EPISODE THE THIRD: BACK IN BASQUE
Don't get me wrong, I do understand how fortunate I am to possess both an inner Catalan and an inner Basque but at times I feel like Mary MacGregor who, back in 1976 - the summer of dry heat and dust - found herself torn between two lovers, feeling like a fool. And I know full well that loving both of them is breaking all the rules.

But this is the Summer of Sweat and that's exactly what I'm gonna do. 



I've managed to convince my PhD supervisors - for they are indeed plural, a geographer and a theologian - that I'll be returning from my Camino sojourn weighed down with a rucksack full of data so heavy I'll need to take a break before I come back and crunch it. And do you know what? They bought it! 'No need to rush back, Sian', they said with a smile. Anyone would think they didn't want to see me again. 

I am, dear geographically-inclined reader, a victim of cruel and hapless circumstance. Not content with pissing about with my gender and sexuality, the gods and goddesses of fate have taken great pleasure with toying with my academic leanings.
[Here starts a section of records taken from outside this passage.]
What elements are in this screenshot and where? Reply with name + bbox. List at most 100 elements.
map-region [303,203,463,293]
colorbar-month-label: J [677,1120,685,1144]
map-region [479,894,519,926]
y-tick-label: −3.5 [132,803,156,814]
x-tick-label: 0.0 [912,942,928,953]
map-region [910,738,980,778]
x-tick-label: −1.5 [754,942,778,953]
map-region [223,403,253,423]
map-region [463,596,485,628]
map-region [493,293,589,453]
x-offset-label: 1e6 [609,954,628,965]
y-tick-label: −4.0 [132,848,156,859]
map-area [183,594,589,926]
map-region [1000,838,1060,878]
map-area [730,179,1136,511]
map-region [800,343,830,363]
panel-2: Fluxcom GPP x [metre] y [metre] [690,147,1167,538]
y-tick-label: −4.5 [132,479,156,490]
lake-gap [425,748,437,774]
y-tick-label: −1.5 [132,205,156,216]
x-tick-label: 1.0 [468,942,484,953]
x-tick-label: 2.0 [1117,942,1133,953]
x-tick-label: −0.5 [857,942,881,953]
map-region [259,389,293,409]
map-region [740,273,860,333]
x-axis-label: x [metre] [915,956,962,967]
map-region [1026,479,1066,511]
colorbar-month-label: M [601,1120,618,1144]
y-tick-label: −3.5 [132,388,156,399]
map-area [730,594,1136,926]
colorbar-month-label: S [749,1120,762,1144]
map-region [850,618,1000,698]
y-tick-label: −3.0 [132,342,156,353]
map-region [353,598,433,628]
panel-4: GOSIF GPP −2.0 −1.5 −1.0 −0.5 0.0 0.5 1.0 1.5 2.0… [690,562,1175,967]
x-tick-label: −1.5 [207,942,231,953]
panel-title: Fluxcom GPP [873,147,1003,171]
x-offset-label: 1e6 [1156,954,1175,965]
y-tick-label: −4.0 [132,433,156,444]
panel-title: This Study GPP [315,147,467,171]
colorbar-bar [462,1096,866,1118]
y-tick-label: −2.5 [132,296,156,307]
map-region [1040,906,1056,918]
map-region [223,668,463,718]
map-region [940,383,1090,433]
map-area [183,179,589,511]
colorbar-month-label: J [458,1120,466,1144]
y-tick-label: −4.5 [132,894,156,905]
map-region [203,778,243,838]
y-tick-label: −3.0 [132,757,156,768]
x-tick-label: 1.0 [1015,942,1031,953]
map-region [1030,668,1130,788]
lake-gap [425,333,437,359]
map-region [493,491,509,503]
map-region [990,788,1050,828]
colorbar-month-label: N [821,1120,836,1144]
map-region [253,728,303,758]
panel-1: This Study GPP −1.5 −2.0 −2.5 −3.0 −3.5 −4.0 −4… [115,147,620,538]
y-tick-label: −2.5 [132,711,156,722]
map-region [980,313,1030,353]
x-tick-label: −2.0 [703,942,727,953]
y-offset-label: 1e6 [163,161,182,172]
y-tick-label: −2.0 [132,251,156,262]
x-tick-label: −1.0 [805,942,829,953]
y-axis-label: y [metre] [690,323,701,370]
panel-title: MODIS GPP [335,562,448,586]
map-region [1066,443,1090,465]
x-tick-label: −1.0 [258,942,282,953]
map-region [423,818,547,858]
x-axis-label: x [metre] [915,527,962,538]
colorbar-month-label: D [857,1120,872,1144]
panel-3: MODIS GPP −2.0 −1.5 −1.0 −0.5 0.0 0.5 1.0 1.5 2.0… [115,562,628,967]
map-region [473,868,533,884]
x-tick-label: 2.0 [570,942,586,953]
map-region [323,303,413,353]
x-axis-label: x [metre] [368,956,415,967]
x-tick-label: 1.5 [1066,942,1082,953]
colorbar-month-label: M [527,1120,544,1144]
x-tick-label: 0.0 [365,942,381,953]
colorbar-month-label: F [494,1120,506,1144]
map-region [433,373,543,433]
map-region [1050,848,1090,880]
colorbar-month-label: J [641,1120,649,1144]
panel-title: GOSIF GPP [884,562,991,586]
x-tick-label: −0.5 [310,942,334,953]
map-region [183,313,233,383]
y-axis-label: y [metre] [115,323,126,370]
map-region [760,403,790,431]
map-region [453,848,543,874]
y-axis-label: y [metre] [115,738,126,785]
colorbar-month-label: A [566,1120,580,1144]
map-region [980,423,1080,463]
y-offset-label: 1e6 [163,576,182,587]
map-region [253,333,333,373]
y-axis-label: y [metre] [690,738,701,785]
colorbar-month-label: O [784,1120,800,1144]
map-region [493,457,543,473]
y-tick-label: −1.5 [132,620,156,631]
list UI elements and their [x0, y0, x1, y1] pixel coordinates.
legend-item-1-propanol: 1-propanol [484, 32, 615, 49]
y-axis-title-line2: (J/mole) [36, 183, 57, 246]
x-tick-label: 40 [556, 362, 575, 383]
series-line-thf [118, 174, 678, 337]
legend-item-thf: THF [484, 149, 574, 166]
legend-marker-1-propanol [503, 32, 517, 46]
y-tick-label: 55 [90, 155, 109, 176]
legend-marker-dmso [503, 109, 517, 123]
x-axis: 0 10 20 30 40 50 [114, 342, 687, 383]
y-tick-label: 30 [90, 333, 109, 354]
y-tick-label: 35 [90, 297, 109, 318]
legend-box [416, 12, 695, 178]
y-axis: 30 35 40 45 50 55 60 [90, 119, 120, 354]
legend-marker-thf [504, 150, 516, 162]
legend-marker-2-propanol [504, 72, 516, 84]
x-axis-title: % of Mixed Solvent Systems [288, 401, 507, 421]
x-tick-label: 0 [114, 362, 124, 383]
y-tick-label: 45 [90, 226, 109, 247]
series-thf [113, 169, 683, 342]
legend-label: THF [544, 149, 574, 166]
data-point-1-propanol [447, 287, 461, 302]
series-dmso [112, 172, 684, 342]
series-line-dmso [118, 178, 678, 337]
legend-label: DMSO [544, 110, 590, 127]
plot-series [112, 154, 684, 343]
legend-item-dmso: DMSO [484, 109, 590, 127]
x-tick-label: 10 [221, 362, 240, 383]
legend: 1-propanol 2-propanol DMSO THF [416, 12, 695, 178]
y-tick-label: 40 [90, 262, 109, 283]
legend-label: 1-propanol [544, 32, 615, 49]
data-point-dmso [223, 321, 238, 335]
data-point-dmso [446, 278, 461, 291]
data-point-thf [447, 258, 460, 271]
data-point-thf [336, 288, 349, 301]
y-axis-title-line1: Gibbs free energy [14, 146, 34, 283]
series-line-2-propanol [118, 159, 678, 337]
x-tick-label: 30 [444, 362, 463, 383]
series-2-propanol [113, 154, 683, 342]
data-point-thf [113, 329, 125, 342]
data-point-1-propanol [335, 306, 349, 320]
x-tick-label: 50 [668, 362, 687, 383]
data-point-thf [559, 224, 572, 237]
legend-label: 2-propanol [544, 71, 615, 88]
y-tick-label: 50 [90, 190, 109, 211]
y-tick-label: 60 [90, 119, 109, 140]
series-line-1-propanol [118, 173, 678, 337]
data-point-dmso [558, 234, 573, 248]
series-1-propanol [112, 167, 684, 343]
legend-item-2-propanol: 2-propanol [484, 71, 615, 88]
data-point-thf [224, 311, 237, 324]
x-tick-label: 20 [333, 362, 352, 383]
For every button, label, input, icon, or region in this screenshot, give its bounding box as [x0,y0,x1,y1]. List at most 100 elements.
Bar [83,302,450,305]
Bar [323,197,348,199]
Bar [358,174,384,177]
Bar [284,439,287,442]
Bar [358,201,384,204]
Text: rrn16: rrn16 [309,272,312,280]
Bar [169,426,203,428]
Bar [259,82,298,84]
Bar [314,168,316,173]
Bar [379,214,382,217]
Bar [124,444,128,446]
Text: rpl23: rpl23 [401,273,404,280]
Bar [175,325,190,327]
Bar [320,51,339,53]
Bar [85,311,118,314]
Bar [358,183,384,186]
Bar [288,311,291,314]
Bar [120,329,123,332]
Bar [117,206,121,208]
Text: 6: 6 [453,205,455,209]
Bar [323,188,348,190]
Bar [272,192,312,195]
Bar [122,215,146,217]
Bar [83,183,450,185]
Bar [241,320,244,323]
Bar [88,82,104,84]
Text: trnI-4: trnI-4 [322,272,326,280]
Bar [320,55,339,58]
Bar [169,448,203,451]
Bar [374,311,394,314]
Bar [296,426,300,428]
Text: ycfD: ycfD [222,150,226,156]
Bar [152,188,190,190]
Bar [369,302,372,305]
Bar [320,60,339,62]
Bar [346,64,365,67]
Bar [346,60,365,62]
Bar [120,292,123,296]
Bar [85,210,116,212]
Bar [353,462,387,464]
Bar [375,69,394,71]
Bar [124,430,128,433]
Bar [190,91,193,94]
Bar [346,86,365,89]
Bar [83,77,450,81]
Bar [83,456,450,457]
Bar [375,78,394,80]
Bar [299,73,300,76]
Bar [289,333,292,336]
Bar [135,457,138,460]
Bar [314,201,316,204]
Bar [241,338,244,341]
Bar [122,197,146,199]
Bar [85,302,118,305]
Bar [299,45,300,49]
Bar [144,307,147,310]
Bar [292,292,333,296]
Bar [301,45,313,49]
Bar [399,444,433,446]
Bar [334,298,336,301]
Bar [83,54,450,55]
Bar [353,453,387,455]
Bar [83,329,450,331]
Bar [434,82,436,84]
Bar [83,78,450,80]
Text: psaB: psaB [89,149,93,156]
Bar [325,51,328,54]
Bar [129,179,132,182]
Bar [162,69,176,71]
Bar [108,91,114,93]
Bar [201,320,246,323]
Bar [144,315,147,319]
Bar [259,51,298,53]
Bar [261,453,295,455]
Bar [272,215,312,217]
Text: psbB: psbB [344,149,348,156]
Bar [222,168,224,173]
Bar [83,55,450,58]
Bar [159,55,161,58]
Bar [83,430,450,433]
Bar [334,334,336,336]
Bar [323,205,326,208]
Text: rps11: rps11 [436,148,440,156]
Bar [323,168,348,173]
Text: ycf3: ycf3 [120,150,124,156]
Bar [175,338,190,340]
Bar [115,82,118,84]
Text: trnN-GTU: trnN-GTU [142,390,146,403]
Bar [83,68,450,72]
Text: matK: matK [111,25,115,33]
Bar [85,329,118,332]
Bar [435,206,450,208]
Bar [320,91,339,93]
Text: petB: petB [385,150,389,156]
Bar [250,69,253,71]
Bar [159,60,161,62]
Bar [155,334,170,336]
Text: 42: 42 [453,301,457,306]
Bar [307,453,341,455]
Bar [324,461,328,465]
Knowing full well that I am, by nature, a woman with a lusty, physical disposition, they promptly plucked me from the comfort of my earth and dumped me in a discipline labelled 'cultural geography'. I still haven't got a clue what I'm doing but I've worked out that if I say the right words - i.e. Deleuze and Guattari - I get a knowing nod and everythings alright with the world.

Well, do you know what? This summer they can do one. I'll be zippin' up my boots, going back to my roots. Yeah. To the place of my birth, back down to earth. Anboto, Alluitz, Txindoki, Untzillatx, Udalatx; it's only been a year but I miss you so much. I'm coming back to your kaarst and sparkling limestone. I'm coming home.